Thursday, December 04, 2003

A word of caution this morning for critics who sometimes become a little too enamored of their own wit, particularly the sarcastic and biting kind -- and this surely applies to all of us at one point or another.

An article in the Orange County Weekly called "We’ve Lost that Self-Righteous Feeling" (thanks to Sheila Lennon for the link) expresses the paper's regret for slamming the Righteous Brothers shortly before Bobby Hatfield's death -- an unkind pan that apparently got under Bobby's skin.

The piece contains a confession from its author:

I once slagged off Steve Goodman in a review, mocking his "perennial opening act" status. What I didn’t know was that he’d risen from his sickbed to do that show as a favor to the promoter when another act cancelled at the last minute. Goodman was in pain, dying of leukemia, was soon dead, and my review was the last one he ever got.

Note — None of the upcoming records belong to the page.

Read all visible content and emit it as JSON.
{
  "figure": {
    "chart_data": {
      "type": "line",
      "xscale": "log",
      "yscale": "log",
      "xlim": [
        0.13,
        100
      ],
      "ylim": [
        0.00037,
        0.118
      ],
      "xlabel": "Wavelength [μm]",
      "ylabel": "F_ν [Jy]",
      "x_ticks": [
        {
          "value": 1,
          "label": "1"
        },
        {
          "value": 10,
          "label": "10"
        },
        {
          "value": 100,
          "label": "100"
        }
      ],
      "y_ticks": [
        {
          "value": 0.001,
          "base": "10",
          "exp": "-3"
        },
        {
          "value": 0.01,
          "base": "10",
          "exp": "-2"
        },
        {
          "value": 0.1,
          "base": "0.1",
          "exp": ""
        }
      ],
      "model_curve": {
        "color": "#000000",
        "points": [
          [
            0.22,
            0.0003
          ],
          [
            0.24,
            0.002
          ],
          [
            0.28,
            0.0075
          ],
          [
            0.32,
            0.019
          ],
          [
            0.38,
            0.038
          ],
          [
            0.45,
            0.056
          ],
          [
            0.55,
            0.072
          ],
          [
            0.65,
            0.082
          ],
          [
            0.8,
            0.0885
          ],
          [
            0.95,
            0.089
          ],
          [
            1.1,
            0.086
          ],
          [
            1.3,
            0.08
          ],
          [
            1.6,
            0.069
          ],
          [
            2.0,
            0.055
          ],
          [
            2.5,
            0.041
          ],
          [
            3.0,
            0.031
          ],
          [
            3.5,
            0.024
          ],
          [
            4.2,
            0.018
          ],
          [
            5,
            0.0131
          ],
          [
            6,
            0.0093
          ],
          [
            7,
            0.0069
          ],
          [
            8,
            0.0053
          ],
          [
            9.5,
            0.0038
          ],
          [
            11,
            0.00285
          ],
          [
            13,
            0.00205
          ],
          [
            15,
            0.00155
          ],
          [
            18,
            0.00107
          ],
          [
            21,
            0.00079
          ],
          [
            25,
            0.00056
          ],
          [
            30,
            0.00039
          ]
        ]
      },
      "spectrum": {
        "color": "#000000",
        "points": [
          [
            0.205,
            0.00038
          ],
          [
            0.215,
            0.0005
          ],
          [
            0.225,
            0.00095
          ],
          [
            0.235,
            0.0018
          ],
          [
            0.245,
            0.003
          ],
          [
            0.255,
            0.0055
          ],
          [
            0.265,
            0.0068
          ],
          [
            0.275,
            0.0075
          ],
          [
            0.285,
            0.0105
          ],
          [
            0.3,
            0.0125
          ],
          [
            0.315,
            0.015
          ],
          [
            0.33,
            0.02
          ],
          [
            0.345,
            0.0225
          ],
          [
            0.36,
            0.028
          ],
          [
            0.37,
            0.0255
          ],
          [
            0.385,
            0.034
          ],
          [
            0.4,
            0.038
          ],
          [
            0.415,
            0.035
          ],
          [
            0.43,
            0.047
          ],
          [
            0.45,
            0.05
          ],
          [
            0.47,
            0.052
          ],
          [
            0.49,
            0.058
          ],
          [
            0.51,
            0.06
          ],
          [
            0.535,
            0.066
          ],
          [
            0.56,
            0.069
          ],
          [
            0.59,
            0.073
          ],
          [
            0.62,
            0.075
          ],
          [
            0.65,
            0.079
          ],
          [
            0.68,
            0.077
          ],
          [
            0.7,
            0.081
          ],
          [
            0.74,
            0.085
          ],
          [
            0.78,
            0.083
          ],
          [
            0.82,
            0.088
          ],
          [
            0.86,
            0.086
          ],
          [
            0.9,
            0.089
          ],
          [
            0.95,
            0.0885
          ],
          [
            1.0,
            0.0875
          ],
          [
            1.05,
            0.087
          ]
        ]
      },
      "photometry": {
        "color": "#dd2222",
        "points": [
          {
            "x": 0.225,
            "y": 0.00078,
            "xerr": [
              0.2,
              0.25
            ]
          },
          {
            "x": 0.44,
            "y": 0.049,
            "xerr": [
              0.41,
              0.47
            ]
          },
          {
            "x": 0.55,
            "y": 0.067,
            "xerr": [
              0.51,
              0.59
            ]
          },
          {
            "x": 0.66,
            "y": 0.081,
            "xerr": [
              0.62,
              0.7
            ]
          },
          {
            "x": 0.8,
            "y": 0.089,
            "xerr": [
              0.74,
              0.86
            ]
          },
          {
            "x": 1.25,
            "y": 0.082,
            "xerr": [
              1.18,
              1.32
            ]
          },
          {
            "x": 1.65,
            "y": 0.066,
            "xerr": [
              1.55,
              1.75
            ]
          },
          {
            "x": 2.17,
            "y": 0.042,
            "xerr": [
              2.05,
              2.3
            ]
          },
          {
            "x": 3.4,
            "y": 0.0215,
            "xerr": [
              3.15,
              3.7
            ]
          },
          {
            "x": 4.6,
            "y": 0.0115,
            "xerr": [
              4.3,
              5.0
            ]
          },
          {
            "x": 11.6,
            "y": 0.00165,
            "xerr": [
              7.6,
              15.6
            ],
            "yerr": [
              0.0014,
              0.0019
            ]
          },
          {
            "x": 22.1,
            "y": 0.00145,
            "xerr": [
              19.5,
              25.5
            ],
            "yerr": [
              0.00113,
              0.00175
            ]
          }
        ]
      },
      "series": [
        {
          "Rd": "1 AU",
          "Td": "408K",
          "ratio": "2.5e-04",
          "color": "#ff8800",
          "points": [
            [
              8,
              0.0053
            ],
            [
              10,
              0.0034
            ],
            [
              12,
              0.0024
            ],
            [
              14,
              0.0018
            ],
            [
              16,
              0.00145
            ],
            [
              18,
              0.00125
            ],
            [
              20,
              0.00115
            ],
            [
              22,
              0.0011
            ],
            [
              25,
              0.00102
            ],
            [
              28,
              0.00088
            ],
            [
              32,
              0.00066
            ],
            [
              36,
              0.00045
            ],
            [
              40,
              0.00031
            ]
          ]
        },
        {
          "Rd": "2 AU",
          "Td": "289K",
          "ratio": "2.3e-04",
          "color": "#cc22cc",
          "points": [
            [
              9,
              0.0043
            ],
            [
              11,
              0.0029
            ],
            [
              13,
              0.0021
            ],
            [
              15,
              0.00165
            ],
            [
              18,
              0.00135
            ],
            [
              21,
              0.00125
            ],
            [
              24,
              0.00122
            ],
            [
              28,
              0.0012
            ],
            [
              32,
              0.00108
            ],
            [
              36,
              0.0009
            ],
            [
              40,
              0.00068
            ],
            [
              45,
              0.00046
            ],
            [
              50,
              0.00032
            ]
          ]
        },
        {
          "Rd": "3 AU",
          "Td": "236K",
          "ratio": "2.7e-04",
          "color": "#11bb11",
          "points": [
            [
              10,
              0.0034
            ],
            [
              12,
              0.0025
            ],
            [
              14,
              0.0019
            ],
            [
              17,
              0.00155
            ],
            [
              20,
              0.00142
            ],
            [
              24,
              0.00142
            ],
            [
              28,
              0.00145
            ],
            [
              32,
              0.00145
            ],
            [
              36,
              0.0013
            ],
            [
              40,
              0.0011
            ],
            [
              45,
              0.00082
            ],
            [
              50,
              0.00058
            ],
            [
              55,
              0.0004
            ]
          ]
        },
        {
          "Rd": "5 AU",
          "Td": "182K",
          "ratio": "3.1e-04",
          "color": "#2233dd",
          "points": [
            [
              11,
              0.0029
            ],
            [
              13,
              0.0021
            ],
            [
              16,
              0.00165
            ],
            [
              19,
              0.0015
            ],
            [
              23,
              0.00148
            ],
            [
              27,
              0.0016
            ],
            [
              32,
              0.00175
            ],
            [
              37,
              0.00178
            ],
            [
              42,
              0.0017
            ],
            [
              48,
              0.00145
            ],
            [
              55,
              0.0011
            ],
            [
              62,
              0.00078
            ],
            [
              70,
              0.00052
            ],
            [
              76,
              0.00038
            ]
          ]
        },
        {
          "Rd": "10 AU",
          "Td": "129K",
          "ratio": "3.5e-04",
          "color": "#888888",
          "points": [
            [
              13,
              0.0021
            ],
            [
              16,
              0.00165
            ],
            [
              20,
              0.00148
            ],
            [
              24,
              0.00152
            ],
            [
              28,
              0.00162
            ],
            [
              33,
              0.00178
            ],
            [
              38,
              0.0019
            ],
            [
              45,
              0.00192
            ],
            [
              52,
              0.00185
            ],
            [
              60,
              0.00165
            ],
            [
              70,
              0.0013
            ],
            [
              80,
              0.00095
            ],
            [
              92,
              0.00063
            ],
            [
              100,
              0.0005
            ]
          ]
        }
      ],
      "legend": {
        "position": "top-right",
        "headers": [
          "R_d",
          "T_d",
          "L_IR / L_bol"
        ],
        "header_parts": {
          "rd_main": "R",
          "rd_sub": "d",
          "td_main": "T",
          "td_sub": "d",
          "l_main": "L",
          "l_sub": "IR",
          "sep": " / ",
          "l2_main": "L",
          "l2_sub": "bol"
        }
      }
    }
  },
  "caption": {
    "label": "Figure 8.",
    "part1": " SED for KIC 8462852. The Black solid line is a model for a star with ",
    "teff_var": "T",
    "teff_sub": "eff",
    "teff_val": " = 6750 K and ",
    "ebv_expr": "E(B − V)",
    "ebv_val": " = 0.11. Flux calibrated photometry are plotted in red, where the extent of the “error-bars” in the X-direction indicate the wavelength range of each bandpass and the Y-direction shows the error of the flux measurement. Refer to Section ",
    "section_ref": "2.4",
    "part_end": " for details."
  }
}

People can drop dead at any time, and that’s no reason to gild their talents. But it should make us more cognizant of what we write, and whether we do it to be truthful or because being snide might make you look cool. Again speaking from personal experience, being a rock critic is a pretty unhip job, and there’s a tendency to want to seem hipper by dumping on other people, or at least distancing yourself from things that may be even less hip than you.

Steve Goodman was one helluva songwriter (he wrote "You Never Even Called Me By My Name," the best damn country song ever written), but even if he wasn't, you have to wonder if he deserved it.

I've written my share of negative reviews, but I don't think I've ever panned anyone on their deathbed. It's something to keep in mind, though -- if you wouldn't want something you write to be the last thing a person read about themselves, maybe you shouldn't write it. Not to say you shouldn't write the truth, be it favorable or negative, but it's important to keep perspective.